このようにすると、気体通路14に送入されたジアゾメ
タンは、紫外光源15からの紫外線の照射を受けて光分
解し、この光分解によつて生成されたCH2が、第2送入
口13を通つて内部空間23に流入する。このCH2は、
第1送入口12を通つて内部空間22に流入するモノシ
ランと共に、内部空間22の中の0.01〜10トールの雰囲
気を構成し、基体16の上に供給される。内部空間22
がかかる雰囲気であつて、高周波電極19に前述した高周
波が印加されているので、高周波電極19と支持機構1
7との間に、グロー放電が生起し、プラズマが発生す
る。このプラズマの作用で、ジアゾメタンとCH2の混合
物が反応し、水素化非晶質シリコン・炭素が基体16の
表面上に堆積し、水素化非晶質シリコン・炭素の膜が形
成される。この膜の形成速度は、上述した作業条件で、
毎分0.5〜5nmの程度である。
また、上述の実施例でCH2の生成にジアゾメタン(CH
2N2)の光分解が使用されているが、ジアゾメタン以外
の例えばケテン(C2H2O)の光分解によつて、CH2を生成
するようにしてもよい。

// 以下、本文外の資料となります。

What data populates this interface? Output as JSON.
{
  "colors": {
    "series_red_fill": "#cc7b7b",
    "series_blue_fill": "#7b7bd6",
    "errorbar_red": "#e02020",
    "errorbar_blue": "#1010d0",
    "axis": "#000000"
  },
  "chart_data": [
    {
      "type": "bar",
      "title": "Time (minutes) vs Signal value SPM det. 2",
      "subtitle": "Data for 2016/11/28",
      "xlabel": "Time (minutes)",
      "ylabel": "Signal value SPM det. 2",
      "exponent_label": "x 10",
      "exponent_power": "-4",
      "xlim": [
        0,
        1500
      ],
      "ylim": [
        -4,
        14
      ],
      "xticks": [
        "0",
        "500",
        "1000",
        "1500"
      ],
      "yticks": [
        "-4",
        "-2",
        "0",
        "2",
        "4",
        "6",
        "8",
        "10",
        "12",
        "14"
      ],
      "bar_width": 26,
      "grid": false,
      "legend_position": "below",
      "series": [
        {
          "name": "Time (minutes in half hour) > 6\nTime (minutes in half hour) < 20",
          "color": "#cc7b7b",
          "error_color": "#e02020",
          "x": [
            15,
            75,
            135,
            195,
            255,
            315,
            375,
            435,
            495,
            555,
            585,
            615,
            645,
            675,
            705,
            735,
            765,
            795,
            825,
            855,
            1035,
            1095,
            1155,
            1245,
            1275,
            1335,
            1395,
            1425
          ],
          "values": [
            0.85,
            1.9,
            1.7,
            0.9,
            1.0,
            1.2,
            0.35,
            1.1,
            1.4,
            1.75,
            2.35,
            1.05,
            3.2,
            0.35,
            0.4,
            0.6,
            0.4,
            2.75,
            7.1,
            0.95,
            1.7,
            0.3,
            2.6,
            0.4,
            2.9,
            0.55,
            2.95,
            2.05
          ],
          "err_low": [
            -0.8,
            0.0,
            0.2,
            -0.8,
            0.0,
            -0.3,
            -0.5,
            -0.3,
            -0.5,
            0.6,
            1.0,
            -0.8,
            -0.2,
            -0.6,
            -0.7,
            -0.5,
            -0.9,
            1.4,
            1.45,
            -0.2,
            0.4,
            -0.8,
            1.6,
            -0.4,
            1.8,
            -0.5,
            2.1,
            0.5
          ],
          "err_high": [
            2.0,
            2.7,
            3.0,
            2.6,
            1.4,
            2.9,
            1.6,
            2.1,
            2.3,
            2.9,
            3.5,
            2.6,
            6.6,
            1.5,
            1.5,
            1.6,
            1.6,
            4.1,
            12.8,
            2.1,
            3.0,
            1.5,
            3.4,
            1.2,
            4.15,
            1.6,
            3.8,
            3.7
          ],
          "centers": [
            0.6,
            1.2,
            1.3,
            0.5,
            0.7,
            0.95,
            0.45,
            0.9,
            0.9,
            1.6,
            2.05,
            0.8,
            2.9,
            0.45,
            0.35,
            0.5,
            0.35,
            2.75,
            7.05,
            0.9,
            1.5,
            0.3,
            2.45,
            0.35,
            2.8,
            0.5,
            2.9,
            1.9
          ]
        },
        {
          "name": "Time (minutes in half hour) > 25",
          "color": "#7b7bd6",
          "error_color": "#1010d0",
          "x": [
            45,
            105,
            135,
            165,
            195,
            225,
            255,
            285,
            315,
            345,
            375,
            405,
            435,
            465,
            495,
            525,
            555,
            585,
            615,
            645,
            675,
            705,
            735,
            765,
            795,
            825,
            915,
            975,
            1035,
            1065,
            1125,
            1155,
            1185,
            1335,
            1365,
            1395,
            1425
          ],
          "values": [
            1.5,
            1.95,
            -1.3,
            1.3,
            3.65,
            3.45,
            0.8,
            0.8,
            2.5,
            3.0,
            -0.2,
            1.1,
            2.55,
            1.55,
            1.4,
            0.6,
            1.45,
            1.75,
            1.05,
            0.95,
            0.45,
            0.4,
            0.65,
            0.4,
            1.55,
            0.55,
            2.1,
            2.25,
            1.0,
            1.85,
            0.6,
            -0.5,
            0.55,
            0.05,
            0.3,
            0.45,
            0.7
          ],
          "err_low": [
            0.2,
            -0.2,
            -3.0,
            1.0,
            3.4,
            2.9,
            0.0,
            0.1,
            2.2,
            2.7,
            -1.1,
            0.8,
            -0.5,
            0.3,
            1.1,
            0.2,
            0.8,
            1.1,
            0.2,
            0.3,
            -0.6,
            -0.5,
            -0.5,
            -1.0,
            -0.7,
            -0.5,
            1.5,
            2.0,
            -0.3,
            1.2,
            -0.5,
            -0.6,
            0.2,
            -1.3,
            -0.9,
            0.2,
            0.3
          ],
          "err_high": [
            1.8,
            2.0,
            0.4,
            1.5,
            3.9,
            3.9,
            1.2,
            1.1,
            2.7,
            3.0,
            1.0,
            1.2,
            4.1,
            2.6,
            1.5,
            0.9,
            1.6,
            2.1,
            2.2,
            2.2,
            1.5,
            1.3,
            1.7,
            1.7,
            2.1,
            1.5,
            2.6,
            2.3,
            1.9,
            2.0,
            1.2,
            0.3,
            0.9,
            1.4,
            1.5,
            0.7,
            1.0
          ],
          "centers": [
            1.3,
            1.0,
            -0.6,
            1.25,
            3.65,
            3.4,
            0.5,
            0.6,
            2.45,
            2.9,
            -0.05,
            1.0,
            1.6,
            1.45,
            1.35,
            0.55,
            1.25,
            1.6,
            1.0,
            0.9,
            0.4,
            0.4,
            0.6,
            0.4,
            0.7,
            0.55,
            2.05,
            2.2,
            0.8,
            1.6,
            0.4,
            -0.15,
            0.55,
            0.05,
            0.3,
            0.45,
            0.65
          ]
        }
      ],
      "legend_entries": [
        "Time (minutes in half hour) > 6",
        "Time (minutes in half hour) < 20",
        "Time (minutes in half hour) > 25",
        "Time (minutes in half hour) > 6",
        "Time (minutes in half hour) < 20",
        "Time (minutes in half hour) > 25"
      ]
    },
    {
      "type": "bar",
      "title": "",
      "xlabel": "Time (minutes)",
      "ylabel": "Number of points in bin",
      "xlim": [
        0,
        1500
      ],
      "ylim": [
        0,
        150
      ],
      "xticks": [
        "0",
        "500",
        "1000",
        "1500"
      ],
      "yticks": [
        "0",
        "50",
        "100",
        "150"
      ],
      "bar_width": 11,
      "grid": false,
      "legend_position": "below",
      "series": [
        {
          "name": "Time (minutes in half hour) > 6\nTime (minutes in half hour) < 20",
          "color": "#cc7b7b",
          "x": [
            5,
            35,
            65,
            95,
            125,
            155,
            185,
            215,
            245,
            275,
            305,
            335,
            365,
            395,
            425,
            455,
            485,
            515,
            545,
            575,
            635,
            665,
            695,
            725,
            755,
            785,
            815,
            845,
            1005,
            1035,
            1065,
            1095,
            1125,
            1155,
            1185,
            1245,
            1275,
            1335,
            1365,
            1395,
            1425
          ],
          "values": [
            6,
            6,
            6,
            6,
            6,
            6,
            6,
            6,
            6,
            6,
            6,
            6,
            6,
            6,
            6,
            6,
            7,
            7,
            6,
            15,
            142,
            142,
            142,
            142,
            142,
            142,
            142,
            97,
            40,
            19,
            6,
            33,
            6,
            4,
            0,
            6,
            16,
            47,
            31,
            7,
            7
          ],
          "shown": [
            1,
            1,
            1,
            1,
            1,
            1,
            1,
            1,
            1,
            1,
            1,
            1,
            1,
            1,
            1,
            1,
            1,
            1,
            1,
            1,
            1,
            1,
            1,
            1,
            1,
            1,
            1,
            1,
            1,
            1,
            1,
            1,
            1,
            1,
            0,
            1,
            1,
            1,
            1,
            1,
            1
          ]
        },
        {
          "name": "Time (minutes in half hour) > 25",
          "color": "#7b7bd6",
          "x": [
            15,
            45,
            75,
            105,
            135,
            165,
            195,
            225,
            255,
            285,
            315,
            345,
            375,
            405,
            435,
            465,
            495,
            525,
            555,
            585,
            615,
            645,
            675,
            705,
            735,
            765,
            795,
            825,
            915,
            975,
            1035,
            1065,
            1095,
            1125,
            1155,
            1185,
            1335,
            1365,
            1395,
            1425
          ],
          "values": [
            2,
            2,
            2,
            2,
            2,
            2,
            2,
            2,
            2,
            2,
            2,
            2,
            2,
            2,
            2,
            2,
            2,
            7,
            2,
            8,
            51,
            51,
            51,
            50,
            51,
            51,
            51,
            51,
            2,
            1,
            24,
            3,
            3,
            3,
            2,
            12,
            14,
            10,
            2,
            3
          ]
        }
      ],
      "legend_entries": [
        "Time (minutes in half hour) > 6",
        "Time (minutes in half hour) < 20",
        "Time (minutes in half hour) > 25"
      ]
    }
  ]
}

さらに、分子内にシリコン原子
を有する気体状物質としてモノシラン(SiH4)を挙げた
が、かかる気体状物質として、ジシラン(Si2H6)、ト
リシラン(Si3H8)、弗化シラン(SiFXH4-X、x=1、
2、3、4)なども採用できる。
(発明の効果) この発明の水素化非晶質シリコン・炭素膜の製造方法
は、二価の炭素原子を含む不安定中間体であるメチレン
のプラズマ反応を利用するので、水素化非晶質シリコン
・炭素膜の生成速度が早く、この膜において三次元ネツ
トワーク構造が十分に発達し、よつて良好な膜質のもの
が得られる。
【図面の簡単な説明】
第1図は、この発明を実施するためのCVD装置の図解図
である。図面において、10は真空容器、11は真空排
気装置に連結する排気口、12は分子内にシリコン原子
を有する気体状物質の源に連結する第1送入口、13は
光分解によつてメチレンを生成する物質の源とこの源か
らの物質を光分解する手段とに連結する第2送入口、1
6は基体、19は前記気体状物質とメチレンの混合物の
プラズマ反応に必要なプラズマの発生に使用される高周
波電極を示す。

Claims (1)

    【特許請求の範囲】
  1. 【請求項1】モノシラン、ジシラン、トリシラン及び弗
    化シランから選ばれた分子内にシリコン原子を有する気
    体状物質と気体状メチレンとの混合物を、基体上に供給
    すると共にプラズマ中で反応させて、水素化非晶質シリ
    コン・炭素を基体の表面上に堆積させることを特徴とす
    る水素化非晶質シリコン・炭素膜の製造方法。